Cronache

Il Salernitano
Il quotidiano Cronache,  uscito il 10 giugno 2004, dà notizia dell’apertura, a Cava dei Tirreni, di un Centro di Pedagogia Clinica condotto dalla dottoressa Rosanna Alfieri, Pedagogista Clinico®, docente ISFAR. Si tratta di un centro specialistico dopo quello di Roma Centro Keados) per anziani e malati oncologici, diretto anch’esso dall’Alfieri.

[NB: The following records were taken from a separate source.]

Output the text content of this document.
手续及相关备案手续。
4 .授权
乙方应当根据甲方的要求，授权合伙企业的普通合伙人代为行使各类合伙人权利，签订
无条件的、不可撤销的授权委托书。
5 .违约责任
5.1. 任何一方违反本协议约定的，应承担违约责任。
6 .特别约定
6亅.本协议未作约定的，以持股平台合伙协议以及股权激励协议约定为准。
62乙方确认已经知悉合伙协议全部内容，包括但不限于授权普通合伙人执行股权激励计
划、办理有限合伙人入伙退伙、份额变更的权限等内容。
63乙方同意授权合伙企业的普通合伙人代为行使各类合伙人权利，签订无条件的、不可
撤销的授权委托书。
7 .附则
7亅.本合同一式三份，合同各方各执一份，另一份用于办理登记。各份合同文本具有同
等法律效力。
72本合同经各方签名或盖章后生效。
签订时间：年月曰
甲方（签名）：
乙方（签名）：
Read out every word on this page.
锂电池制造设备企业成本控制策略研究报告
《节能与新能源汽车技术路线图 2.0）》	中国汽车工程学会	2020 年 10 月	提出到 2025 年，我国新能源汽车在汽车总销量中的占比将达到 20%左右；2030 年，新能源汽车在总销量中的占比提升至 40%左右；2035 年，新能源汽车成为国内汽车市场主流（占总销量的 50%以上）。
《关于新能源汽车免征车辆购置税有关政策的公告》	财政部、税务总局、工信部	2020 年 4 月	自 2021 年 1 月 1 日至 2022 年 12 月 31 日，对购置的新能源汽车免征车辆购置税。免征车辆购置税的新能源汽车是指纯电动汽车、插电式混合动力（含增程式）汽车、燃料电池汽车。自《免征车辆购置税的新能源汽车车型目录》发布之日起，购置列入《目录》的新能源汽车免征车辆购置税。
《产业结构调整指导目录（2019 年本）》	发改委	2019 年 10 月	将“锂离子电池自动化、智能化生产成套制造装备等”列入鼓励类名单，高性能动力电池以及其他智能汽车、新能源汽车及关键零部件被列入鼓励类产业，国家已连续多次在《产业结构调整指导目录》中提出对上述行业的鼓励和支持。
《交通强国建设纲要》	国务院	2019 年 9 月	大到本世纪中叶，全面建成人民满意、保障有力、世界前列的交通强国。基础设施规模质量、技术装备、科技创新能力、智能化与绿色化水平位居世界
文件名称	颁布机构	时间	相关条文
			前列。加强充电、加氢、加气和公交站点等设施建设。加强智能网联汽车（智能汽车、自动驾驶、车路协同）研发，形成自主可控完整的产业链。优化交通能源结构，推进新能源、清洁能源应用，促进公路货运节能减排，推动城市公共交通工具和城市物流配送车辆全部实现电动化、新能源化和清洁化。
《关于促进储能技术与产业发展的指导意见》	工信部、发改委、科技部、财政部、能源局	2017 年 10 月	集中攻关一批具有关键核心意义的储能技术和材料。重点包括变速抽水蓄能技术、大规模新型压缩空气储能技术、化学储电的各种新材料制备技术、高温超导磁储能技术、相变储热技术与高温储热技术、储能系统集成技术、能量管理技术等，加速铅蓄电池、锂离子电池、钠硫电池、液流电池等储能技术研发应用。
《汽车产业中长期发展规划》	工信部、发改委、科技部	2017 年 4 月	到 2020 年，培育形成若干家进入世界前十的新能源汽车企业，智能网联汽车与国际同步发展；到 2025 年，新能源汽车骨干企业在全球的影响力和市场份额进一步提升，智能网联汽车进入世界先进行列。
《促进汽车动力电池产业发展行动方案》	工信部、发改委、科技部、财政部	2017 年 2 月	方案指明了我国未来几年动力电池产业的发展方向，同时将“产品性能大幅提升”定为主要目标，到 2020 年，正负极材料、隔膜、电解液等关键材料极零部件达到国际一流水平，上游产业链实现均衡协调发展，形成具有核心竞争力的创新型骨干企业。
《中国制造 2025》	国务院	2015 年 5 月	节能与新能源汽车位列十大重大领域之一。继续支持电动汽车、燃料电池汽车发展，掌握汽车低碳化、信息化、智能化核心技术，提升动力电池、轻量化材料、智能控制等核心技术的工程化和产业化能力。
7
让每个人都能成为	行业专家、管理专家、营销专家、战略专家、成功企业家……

Su Il Salernitano dell’11 giugno 2004, a proposito dell’apertura del Centro di Pedagogia Clinica si recita: “È stato aperto in città (Cava dei Tirreni, n.d.r.) un Centro di Pedagogia Clinica, il primo sorto nella nostra regione dedicato all’assistenza di malati con gravi patologie che potranno essere assistiti per superare gli ostacoli e i disagi psicofisici derivati dalla malattia […]. I malati oncologici o affetti da altre gravi malattie potranno avvalersi del Pedagogista Clinico® che con proprie tecniche e modalità educative ripristina l’equilibrio e instaura nuovi itinerari di sostegno emotivo”.

Cronache
In un articolo di tre colonne il 9 novembre 2004 viene enfatizzata su “Cronache” la notizia dell’apertura di un nuovo reparto presso l’ospedale “Ruggiero”, condotto dalla  dott.ssa Rosanna Alfieri, Pedagogista Clinico®, docente ISFAR, che già lavora presso il policlinico e l’ospedale Fatebenefratelli. Il nuovo reparto specialistico è rivolto in modo particolare ai bambini, ponendosi come un sussidio fondamentale alla loro crescita, ma anche agli adulti e agli anziani per soddisfare richieste, individuali, familiari e di coppia. 

Il Salernitano
“Alla Casa di Cura Artemisia, un Pedagogista Clinico®”. Questo è il titolo dell’articolo uscito il 13 novembre 2004, in cui si dà notizia dell’iniziativa promossa dalla Casa di Cura Artemisia, ex clinica “Ruggiero”, di cui motore intellettuale è la dott.ssa Rosanna Alfieri, docente ISFAR che si occupa di malati terminali di cancro, di AIDS, oltre che di bambini e giovani con disagi psico-fisici e socio-affettivi.

La Voce dei Berici
Il giornale dà notizia del progetto “Bio-Arte” per bambini iperattivi, presentato il 15 maggio 2005 dall’Associazione SpazioEmpatia, fondata da alcuni Pedagogisti Clinici a Vicenza. Gli incontri sono stati rivolti a genitori, insegnanti, operatori sanitari e sociali, con l’intento di promuovere una cultura dell’educazione in aiuto e supporto alla persona. Un’educazione intesa come strategia di cambiamento, che tiene conto di conoscenze e abilità che il Pedagogista Clinico® può indirizzare a favore dei soggetti ADHD.

L’Eco di Bergamo
Sul quotidiano L’Eco di Bergamo il  9 luglio 2005, si legge: La galleria d’arte moderna e contemporanea (Gamec) di Bergamo, per capire come fare per rendere accessibili a tutti le opere d’arte, ha condotto una ricerca per mezzo di un questionario alla cui formulazione hanno partecipato l’Università, i genitori, le associazioni di disabili, l’assessorato alle politiche sociali, e uno staff di specialisti, tra cui Giovanni Forconi, ausiliario ospedaliero con esperienza in psichiatria e arte-terapia ed Emanuela Benedetti, Pedagogista Clinico®.